Наши русские гости выразили желание, чтобы во время пребывания у нас их поместили за городом, за пределами Лондона. Поэтому я предоставил в их распоряжение Чекере. Тем временем я оставался в Сториз-Гейт. Однако на две ночи я поехал в Чекере. Там я имел возможность долго беседовать в частном порядке с Молотовым и послом Майским, который был замечательным переводчиком, переводившим быстро и легко и очень хорошо знавшим дело. При помощи хороших карт я старался объяснить то, что мы предпринимаем, а также пределы и характерные особенности военных возможностей островной державы. Я также подробно говорил о технике десантных операций и описывал опасности и трудности сохранения нашей жизненной артерии через Атлантический океан в условиях угрозы нападения германских подводных лодок. Как мне кажется, на Молотова все
это произвело впечатление, и он понял, что стоящая перед нами проблема коренным образом отличается от проблемы, которая стоит перед огромной сухопутной державой.
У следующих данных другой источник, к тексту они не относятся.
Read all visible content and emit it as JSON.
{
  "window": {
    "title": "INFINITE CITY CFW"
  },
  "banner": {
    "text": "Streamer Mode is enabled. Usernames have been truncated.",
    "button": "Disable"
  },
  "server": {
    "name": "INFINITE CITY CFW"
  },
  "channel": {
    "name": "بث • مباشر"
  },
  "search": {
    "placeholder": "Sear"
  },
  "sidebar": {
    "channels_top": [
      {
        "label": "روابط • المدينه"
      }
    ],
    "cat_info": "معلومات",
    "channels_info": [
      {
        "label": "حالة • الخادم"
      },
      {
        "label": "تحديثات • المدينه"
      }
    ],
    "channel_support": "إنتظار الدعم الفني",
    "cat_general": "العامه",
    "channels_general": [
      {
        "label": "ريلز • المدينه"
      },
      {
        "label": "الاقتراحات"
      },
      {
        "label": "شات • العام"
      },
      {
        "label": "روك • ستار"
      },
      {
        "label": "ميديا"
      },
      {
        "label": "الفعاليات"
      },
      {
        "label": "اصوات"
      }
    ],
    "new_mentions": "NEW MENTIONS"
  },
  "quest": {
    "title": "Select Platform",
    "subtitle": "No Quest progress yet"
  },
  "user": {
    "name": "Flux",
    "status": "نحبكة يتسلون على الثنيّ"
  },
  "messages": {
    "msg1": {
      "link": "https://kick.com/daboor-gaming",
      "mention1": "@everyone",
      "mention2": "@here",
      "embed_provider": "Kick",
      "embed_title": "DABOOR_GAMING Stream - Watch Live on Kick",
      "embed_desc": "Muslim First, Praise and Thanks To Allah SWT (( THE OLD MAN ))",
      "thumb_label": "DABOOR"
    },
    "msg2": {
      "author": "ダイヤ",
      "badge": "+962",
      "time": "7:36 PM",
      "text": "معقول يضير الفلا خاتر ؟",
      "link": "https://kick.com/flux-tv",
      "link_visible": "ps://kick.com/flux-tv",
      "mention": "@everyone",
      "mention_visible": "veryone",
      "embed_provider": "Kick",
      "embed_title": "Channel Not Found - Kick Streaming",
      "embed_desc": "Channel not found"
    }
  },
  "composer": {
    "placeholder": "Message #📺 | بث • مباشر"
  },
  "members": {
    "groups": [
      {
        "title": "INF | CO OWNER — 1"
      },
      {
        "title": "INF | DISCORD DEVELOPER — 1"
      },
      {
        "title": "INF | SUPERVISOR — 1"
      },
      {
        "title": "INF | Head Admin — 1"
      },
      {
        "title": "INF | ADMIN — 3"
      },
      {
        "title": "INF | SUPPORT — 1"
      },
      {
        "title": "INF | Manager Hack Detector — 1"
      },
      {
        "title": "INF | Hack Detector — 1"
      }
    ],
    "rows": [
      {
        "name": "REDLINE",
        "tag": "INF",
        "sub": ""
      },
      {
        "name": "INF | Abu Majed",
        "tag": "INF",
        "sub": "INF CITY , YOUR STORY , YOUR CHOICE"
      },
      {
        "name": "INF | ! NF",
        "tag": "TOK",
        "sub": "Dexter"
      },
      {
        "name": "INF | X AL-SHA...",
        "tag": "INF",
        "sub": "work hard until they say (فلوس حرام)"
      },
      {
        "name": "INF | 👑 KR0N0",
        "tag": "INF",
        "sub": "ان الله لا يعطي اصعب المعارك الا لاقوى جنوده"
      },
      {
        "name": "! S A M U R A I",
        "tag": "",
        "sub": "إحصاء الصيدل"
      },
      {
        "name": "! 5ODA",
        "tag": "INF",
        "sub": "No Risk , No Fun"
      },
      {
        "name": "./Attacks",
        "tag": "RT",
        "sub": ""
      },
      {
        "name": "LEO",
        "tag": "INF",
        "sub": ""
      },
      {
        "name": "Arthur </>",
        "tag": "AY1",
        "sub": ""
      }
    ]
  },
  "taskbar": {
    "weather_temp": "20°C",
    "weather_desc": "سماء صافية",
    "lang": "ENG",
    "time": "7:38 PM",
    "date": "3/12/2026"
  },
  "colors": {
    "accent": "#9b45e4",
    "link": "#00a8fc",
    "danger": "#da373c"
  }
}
Во всяком случае мы подошли ближе друг к другу, чем в любое другое время. Глубоко укоренившаяся подозрительность, с которой русские относились к иностранцам, проявилась в ряде замечательных инцидентов во время пребывания Молотова в Чекерсе. По прибытии
русские немедленно попросили ключи от всех спален. С некоторым трудом эти ключи раздобыли, и в дальнейшем гости все время держали свои двери на запоре. Когда обслуживающему персоналу Чекерса удалось забраться в спальни, чтобы убрать постели, люди были смущены, обнаружив под подушками пистолеты. Трех главных членов миссии сопровождали не только их собственные полицейские, но также две женщины, которые  заботились об их одежде и убирали их комнаты. Когда советские представители уезжали в Лондон, эти женщины все время сторожили комнаты своих хозяев, спускаясь вниз поодиночке, чтобы поесть. Мы можем, однако, утверждать, что затем они несколько оттаяли и даже болтали с прислугой на ломаном французском языке и при помощи жестов. Чрезвычайные меры предосторожности принимались для обеспечения личной безопасности Молотова. Его комната была тщательно обыскана его полицейскими, опытные глаза которых самым внимательным образом осматривали до мелочей каждый шкаф, каждый предмет меблировки, стены и полы.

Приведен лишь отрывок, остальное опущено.